Одиночество, беспомощность и беспокойство, растущее с каждым часом, были уже сами по себе наказанием, и суровый дядя был бы доволен, если бы знал, как тяжело это повлияло на племянницу. Сердце у нее болело; она тосковала по Майклу, но не было возможности послать ему хоть одно словечко, рассказать, как она рвется к нему, как заняты им все ее мысли. Несомненно, его мать так же сурово обошлась с ним, как дядя и тетка с ней, с Зельдой. Их хотят разлучить. Кого же из них отошлют отсюда? Майкла?.. Нет, скорее ее… Но куда?

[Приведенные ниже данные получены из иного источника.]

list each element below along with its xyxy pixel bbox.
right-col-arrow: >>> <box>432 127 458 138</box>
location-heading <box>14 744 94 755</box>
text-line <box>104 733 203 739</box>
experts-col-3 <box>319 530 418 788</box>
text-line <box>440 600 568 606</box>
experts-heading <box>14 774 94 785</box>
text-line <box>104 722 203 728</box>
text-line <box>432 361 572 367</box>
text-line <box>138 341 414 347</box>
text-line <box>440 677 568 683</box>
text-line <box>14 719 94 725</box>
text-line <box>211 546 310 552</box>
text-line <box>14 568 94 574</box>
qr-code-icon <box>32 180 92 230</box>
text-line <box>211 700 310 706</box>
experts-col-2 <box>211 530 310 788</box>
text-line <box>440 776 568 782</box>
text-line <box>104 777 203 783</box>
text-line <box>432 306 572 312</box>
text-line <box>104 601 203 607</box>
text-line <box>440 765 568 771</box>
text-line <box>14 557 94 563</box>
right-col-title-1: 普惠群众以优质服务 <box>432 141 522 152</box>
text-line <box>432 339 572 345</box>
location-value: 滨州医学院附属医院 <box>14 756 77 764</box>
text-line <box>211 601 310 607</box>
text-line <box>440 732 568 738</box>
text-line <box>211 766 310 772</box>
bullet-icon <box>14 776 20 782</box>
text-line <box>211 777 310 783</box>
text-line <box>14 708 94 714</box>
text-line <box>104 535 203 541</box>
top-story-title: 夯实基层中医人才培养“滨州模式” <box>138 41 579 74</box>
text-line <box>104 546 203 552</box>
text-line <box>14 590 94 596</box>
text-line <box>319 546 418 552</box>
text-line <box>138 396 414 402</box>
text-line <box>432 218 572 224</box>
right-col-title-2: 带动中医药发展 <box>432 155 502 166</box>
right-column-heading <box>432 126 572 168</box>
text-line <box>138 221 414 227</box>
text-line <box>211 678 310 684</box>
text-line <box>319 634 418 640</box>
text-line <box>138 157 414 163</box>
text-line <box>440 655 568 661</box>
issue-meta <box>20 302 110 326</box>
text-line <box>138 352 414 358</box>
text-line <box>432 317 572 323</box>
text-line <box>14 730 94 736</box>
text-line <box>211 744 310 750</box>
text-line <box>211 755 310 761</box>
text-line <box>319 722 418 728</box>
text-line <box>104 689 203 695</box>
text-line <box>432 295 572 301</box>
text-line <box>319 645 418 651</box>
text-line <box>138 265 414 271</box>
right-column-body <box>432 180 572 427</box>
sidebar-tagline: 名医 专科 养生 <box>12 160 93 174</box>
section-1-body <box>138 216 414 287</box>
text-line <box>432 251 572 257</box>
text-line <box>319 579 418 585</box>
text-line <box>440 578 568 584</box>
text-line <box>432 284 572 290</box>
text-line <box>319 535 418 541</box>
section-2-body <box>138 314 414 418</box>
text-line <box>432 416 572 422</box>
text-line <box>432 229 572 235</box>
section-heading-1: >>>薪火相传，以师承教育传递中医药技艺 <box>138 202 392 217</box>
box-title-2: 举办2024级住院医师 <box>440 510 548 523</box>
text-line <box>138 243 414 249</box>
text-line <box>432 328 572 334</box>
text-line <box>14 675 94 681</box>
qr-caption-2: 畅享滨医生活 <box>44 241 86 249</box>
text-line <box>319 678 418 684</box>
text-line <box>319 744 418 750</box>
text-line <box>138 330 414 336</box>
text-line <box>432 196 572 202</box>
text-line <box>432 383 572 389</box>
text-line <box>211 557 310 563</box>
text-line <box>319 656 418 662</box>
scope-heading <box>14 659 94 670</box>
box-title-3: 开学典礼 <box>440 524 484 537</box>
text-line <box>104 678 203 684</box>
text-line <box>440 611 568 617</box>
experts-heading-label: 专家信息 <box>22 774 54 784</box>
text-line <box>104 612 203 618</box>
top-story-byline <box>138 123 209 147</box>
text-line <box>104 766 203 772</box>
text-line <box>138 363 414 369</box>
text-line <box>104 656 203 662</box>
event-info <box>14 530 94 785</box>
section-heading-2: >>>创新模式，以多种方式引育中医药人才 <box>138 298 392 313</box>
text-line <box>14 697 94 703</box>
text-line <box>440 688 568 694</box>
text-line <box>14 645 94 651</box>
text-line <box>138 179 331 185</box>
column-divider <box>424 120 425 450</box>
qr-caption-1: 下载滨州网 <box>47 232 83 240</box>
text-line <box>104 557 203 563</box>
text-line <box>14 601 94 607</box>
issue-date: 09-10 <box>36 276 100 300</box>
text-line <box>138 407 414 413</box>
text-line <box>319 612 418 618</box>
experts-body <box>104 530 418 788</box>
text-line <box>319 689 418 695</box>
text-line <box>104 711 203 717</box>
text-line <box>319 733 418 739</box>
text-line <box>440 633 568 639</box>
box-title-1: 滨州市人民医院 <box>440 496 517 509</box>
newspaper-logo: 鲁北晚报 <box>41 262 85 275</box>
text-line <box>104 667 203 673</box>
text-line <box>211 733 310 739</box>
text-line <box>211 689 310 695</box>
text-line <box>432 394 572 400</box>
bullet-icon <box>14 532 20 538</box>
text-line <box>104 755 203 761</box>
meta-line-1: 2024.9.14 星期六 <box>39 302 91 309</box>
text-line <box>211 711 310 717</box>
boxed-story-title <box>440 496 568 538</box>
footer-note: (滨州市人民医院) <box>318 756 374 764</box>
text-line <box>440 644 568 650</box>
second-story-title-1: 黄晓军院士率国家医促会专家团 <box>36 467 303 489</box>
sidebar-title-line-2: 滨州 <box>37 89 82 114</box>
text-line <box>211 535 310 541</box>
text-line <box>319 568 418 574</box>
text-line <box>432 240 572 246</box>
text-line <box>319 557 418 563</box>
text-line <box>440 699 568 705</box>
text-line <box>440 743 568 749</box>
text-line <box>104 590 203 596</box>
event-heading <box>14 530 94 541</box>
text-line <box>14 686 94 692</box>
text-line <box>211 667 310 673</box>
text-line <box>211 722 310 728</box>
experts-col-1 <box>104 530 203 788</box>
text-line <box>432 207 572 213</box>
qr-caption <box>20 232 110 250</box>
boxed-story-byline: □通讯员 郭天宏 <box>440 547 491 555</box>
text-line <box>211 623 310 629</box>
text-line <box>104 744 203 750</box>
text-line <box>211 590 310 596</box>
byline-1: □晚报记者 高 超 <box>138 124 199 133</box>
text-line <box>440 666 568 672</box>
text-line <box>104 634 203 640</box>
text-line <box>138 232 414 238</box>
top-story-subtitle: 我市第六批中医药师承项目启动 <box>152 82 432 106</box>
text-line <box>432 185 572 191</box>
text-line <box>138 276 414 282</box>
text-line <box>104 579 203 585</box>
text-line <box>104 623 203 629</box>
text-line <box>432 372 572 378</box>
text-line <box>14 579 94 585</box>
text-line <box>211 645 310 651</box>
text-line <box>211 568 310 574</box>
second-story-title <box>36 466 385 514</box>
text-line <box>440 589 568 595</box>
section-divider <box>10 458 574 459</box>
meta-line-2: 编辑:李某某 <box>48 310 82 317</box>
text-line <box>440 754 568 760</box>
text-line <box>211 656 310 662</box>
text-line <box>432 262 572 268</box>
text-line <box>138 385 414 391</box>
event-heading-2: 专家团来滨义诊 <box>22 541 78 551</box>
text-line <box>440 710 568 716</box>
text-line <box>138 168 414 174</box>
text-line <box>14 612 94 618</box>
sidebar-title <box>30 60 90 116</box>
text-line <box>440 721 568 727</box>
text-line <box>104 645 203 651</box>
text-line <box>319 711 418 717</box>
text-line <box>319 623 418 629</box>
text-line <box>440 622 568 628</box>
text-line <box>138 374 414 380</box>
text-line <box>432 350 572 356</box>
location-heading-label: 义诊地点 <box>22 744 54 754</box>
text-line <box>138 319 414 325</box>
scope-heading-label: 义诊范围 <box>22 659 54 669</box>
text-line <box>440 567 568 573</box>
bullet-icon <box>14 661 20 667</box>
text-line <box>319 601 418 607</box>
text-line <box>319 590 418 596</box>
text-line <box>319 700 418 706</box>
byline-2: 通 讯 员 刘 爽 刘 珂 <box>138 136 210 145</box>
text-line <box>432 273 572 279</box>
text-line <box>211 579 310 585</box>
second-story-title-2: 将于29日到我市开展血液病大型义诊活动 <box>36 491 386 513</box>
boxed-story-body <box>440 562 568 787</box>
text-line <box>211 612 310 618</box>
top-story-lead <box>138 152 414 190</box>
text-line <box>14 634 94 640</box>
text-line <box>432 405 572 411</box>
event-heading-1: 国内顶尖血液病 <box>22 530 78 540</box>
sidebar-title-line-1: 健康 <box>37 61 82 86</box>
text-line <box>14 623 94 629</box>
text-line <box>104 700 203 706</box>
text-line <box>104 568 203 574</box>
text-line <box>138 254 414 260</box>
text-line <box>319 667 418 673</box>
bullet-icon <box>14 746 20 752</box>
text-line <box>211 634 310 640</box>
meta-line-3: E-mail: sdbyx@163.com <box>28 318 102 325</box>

Наутро четвертого дня у ее двери послышались тяжелые шаги дяди Кейлеба. Он отпер дверь. Как ненавистны были Зельде его угрюмое лицо и эта черная борода мормона! Она боялась его, как и тетя Мэри, и Нора. А ему нравилось внушать трепет. Вот и сейчас он, стоя в ногах кровати, с явным удовлетворением изучал ее испуганное лицо. Потом потекли короткие, ужасные фразы, каждая ранила, как пуля. Он говорил о ней, об ее испорченности, бесчестности. Он употреблял выражения, как кнутом, хлеставшие Зельду. С презрением отзывался об ее отце, утверждая, что ничего другого нельзя было ожидать от дочери такого беспутного субъекта, Завтра утром — заявил он Зельде — он отвезет ее в приют Св. Катерины, исправительное заведение для падших девушек, и там ее запрут на три месяца. Он бы держал ее там дольше, но через три месяца ей минет восемнадцать лет, она будет совершеннолетней, а закон, к сожалению, не разрешает запирать совершеннолетних. После этого ей нечего рассчитывать на помощь, пускай устраивается, как знает. Он и его жена отказываются от нее навсегда.
Но Зельда вовсе не была намерена позволить поместить себя в заведение Св. Катерины. Разом исчезли сомнения, нерешительность, угнетавшие ее эти три дня. После ухода дяди она вскочила на ноги и заметалась по комнате, мысли неслись стремительно, одна за другой.